• Kevin Young


Have you ever wanted to create a piece of art?  To start with a blank canvas, or a pile of clay, or a sheet of staff paper, or anything else – and just create something beautiful?  When I was a little kid, I loved to do just that – to take a blank piece of paper and cover it with my most beautiful drawings.  I would give it to my mom, and she would say it was art, then stick it on the fridge with a magnet.  In hindsight, they weren’t amazing – usually slurries of color mashed together, or crude stick figures with lollipop trees.  But they were my creation, and I loved them.

As I grew older, I began to notice that sometimes other peoples art was noticed more than mine.  The other kid’s stick figures looked more like mom, or that his color smears were a little less brown.  Instead of making art I loved and my mom loved, I was now trying to create something that was “better” than the other kid.  It took many years for me to get past that, and to learn again to create just for the joy of creating.


When I grew up, I relearned something.  That I don’t really create anything – everything I have ever made, or will make, was already created.  All I did was rearrange the pieces to make it new.

God, in Genesis, created.  Everything since then has been an amazing rearrangement of what He did at the dawn of time.  The Mona Lisa?  Just a combination of pigments and stabilizers spread upon a linen canvas – no creation.  Michelangelo’s David? – Just a figure cut out from a rock – no creation.  Even Mozart didn’t create – he just rearranged the twelve tones that were on his piano to create amazing works of musical genius.

We, as humanity, cannot create anything.  We are masterful rearrangers.  We can arrange the materials around us into a seemingly infinite amount of variations.  But we can’t make anything truly new.  As Solomon said “There is nothing new under the sun.”


God however, has created, and still creates to this day.  When God offers us grace instead of judgement, He is creating new life.  He takes the dirty color smear that we carry with us called life and examines it, then starts adding bits here, erasing bits there.  We learn new things about Him, He separates us from our sin.  Occasionally we will do something horrible – tear the painting in anger, or darken it with lust or any number of other sins that we commit daily.  It looks to us like our lives, His work of art, is ruined.

But He, in His patient ways, continues to poke and prod, smudge, erase, copy and paste, and all sorts of other arty things.  As we return to Him in repentance, He adds new highlights to the darkened picture.  It begins to take shape, first looking like us, but then changing as we follow after Jesus.

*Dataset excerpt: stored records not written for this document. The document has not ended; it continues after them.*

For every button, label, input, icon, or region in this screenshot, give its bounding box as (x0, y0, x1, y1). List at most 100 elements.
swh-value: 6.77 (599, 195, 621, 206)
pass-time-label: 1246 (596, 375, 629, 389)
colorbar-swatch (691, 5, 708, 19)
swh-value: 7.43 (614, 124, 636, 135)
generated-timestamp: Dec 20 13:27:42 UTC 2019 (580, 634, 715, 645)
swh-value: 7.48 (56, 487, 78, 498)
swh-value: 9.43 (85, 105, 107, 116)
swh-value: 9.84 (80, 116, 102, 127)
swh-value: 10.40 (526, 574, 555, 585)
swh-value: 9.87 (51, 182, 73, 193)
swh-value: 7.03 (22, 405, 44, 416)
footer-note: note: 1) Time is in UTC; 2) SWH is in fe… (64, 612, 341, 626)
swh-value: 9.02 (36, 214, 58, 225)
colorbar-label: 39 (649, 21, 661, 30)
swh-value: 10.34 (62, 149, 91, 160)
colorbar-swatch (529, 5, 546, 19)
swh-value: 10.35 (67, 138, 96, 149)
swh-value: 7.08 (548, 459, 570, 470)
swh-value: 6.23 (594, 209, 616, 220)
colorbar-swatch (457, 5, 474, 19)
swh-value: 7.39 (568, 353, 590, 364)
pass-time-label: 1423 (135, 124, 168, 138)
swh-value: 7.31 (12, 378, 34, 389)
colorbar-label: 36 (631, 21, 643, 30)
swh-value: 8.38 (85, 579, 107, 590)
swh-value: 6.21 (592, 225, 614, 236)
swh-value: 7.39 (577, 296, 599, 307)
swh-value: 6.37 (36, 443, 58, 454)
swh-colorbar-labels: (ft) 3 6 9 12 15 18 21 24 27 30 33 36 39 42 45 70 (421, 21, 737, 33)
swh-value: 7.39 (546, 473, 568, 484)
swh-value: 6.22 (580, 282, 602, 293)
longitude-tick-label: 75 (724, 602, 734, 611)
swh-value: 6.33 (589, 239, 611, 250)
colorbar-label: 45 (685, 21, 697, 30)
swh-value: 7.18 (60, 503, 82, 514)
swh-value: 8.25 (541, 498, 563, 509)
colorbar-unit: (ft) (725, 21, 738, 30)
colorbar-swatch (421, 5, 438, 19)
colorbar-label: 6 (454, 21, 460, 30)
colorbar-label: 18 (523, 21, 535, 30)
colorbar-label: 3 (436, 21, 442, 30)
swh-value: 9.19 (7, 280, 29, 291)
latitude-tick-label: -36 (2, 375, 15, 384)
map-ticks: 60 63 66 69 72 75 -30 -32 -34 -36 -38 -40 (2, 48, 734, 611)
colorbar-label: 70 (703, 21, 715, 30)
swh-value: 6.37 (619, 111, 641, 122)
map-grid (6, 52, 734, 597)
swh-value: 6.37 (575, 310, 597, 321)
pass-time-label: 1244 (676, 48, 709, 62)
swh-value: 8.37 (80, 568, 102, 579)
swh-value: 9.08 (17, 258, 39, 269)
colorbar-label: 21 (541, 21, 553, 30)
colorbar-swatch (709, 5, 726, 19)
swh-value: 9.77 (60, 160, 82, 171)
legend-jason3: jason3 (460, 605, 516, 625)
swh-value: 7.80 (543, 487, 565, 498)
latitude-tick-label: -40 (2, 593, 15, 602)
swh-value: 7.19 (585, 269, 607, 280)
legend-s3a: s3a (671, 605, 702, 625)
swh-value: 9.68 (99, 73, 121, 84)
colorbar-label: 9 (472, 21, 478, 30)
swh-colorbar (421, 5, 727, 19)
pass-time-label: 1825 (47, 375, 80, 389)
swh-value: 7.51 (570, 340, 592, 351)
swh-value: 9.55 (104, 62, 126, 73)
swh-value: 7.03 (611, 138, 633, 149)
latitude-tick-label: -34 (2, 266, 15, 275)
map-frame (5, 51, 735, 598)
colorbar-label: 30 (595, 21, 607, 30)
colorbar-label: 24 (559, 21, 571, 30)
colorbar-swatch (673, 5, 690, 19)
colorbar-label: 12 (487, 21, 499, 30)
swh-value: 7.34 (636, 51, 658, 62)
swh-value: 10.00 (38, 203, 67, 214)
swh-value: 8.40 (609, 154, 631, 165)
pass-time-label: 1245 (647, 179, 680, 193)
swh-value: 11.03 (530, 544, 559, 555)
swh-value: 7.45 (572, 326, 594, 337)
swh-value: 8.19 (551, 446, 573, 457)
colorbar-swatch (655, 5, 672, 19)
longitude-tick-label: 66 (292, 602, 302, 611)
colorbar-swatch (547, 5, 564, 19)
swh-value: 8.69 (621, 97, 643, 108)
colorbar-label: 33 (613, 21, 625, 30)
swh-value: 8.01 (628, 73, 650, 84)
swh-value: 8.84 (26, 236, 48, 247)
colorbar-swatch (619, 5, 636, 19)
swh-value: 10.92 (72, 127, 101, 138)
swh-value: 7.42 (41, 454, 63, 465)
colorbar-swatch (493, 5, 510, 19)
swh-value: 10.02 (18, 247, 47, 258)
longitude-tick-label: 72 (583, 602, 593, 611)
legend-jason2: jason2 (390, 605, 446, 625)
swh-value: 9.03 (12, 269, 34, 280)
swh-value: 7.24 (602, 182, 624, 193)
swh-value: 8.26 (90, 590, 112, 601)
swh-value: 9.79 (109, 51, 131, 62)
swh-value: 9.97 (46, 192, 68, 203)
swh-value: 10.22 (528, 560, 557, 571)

Paul writes in Philippians 1:6 “I am sure of this, that He who started a good work in you[b] will carry it on to completion until the day of Christ Jesus.”  As we follow after Jesus, God reworks the art that is our lives.  He takes the scars and pains and the blessings and joys and molds then, shapes them, until when we finally meet Him, all He sees is His Son, Jesus.

As the school year begins remember this – God has taken your scars and pains and uses them for His purpose.  That brown smudge that you call life, it takes time to rework it into a likeness of His Son.  It probably won’t be easy.  But He will carry it on to completion.

Matthew 11:28-30 ““Come to Me, all of you who are weary and burdened, and I will give you rest. All of you, take up My yoke and learn from Me, because I am gentle and humble in heart, and you will find rest for yourselves. For My yoke is easy and My burden is light.”

Begin anew this year – God wants to create something beautiful out of the dust.